I'm using PHP. (other language suggestion is allowed, I will find by myself)
What I can do in my 2 weeks:
Synchronous Speech Recognition (<=1min)
Asynchronous Speech Recognition (>1min and <=80min). Note: i can modify this to accept 3hours video.
Live speech recognition from mic : https://www.google.com/intl/en/chrome/demos/speech.html
UPDATE: Perform streaming API with audio less than 6sec duration.
What can't I do is:
How to translate live streaming. ex: radio streaming (delay is allowed)
How to Translate when video/audio playing. (delay is allowed)
UPDATE:
I also ask the question on google github too. but since no answer, i ask here.
Summary:
I can perform speech streaming but only with 6 second audio. This is not like what i expected.
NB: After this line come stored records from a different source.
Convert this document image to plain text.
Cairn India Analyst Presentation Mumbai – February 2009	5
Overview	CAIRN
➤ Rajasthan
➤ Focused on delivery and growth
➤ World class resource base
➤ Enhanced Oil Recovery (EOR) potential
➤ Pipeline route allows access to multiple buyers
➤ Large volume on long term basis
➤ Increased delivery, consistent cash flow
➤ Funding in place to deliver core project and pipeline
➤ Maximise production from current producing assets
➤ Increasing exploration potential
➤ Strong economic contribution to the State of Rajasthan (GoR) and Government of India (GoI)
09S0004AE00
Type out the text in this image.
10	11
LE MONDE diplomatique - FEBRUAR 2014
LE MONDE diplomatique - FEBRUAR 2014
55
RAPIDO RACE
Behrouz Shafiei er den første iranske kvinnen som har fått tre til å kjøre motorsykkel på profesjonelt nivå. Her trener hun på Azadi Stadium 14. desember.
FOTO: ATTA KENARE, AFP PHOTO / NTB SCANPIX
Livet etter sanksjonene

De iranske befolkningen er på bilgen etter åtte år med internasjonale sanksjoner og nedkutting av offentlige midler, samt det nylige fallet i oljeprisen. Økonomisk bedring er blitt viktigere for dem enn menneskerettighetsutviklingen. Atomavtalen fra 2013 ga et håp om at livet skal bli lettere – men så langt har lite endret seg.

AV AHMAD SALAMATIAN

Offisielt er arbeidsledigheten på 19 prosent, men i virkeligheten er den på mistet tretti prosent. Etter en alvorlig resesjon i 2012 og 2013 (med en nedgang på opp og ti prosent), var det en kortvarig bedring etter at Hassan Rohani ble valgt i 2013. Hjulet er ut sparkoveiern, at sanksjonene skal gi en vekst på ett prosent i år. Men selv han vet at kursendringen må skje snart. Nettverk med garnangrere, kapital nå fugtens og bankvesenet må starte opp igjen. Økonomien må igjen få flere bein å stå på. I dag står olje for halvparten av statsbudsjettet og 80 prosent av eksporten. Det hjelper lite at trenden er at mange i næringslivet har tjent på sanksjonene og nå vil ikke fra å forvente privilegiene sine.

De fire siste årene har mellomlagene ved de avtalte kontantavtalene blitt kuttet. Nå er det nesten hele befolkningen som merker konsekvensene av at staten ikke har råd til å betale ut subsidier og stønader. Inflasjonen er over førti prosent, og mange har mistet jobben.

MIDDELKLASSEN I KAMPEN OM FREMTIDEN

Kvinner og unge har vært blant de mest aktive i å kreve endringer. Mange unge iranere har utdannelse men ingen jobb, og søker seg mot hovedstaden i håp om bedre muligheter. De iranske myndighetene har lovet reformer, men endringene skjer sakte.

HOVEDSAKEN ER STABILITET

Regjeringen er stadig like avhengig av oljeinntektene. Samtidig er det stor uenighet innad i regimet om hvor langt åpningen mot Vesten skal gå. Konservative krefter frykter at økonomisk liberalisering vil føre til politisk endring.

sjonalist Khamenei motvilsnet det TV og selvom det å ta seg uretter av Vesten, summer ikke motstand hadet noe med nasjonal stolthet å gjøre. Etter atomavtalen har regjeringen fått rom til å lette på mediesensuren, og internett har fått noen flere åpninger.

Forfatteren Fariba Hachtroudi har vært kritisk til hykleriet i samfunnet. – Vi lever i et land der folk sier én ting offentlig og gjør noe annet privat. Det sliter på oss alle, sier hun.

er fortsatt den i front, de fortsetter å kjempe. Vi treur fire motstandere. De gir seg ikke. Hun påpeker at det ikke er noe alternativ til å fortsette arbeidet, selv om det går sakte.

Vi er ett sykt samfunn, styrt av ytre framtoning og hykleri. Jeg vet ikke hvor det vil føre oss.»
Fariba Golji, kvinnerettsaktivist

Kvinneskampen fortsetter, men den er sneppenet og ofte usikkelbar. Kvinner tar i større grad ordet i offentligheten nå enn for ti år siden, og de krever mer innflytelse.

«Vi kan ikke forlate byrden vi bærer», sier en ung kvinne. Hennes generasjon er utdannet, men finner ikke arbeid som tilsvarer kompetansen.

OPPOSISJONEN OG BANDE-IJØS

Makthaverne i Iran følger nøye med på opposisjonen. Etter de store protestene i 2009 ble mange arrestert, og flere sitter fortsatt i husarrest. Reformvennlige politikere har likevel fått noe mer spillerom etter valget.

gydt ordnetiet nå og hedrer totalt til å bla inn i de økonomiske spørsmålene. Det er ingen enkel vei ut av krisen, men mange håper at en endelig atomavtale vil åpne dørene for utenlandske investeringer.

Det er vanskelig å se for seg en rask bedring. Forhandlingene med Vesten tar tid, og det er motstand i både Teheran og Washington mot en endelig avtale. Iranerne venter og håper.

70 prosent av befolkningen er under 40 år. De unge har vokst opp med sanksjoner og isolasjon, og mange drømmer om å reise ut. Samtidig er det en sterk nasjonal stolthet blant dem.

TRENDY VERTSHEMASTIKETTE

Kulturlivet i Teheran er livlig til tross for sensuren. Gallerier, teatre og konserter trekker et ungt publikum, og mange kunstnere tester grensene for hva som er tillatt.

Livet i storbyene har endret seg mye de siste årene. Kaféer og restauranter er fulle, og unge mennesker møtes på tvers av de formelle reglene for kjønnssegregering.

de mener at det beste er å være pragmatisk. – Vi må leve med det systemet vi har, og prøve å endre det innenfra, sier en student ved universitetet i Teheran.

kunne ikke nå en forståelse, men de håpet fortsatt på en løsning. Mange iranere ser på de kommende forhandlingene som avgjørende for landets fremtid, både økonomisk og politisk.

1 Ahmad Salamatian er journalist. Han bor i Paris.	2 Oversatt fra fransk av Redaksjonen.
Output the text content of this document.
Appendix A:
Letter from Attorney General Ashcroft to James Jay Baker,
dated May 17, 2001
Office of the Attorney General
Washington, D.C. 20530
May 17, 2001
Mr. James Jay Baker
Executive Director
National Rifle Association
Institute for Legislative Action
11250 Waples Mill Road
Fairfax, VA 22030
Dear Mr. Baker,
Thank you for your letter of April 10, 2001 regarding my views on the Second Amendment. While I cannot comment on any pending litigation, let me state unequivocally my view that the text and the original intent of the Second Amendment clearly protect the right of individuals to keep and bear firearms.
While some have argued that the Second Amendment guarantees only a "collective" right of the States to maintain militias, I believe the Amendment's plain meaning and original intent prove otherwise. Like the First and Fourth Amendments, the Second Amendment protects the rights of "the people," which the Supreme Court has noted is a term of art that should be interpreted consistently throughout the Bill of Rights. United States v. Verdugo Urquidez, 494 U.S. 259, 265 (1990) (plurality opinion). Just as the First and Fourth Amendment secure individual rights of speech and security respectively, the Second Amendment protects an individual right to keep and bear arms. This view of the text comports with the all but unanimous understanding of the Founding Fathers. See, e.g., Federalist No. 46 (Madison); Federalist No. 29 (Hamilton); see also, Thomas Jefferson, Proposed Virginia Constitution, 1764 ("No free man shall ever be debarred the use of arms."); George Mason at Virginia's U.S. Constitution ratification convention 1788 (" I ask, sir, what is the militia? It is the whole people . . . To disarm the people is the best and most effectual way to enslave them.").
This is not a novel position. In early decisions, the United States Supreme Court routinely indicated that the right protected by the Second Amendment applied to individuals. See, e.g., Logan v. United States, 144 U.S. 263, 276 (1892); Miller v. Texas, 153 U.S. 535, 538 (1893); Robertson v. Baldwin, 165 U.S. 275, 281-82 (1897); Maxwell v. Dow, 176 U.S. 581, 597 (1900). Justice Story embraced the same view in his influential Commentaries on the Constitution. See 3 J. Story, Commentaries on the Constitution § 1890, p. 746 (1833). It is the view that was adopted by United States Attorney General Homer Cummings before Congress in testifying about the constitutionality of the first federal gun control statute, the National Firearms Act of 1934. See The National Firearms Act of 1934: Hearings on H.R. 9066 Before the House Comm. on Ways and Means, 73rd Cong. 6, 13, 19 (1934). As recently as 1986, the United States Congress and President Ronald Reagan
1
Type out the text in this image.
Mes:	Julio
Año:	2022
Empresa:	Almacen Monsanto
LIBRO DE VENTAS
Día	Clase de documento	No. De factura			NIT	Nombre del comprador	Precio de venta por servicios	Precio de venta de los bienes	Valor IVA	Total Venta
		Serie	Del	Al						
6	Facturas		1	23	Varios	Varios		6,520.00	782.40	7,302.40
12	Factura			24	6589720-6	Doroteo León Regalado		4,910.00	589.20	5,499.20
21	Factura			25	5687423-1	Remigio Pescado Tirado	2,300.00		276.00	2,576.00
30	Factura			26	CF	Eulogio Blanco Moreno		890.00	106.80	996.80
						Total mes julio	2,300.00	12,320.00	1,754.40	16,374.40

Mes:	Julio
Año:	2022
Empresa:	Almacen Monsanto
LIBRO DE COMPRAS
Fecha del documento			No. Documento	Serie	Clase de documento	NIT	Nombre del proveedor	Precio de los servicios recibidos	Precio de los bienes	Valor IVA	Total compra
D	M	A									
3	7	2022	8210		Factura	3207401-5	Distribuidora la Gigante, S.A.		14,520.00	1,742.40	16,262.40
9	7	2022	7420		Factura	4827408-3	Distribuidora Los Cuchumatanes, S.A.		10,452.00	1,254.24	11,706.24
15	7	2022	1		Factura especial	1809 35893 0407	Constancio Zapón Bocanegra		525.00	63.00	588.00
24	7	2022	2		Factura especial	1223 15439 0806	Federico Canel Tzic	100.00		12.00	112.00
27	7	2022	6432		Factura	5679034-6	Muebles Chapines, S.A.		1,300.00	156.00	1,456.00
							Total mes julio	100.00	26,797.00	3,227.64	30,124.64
My expectation is to recognize unlimited duration (seems we dont know when radio streaming will end).
Thank for any help. i very appreciate it
UPDATE:
To approve that I can't use video longer than 6sec. so i write this:
I try this video interview.mp4 and convert it with ffmpeg to interview.flac using this ffmpeg -i interview.mp4 -c:a flac -ar 16000 -ac 1 -sample_fmt s16 interview.flac
.
i use this library to transcribe the video using this command:
php speech.php transcribe --encoding FLAC --language-code en-US --sample-rate 16000 --stream interview.flac
and the result is:
[Google\GAX\ApiException]
Invalid 'audio_content': too long.
it cant be too long, because the video duration is only 48 sec. this is the meta from ffmpeg result:
Output #0, flac, to 'interview.flac':
Metadata:
major_brand : isom
minor_version : 512
compatible_brands: isomiso2avc1mp41
encoder : Lavf57.72.101
Stream #0:0(und): Audio: flac, 16000 Hz, mono, s16, 128 kb/s (default)
Metadata:
handler_name : SoundHandler
encoder : Lavc57.92.100 flac
size= 810kB time=00:00:48.01 bitrate= 138.1kbits/s speed= 108x
video:0kB audio:801kB subtitle:0kB other streams:0kB global headers:0kB muxing overhead: 1.019650%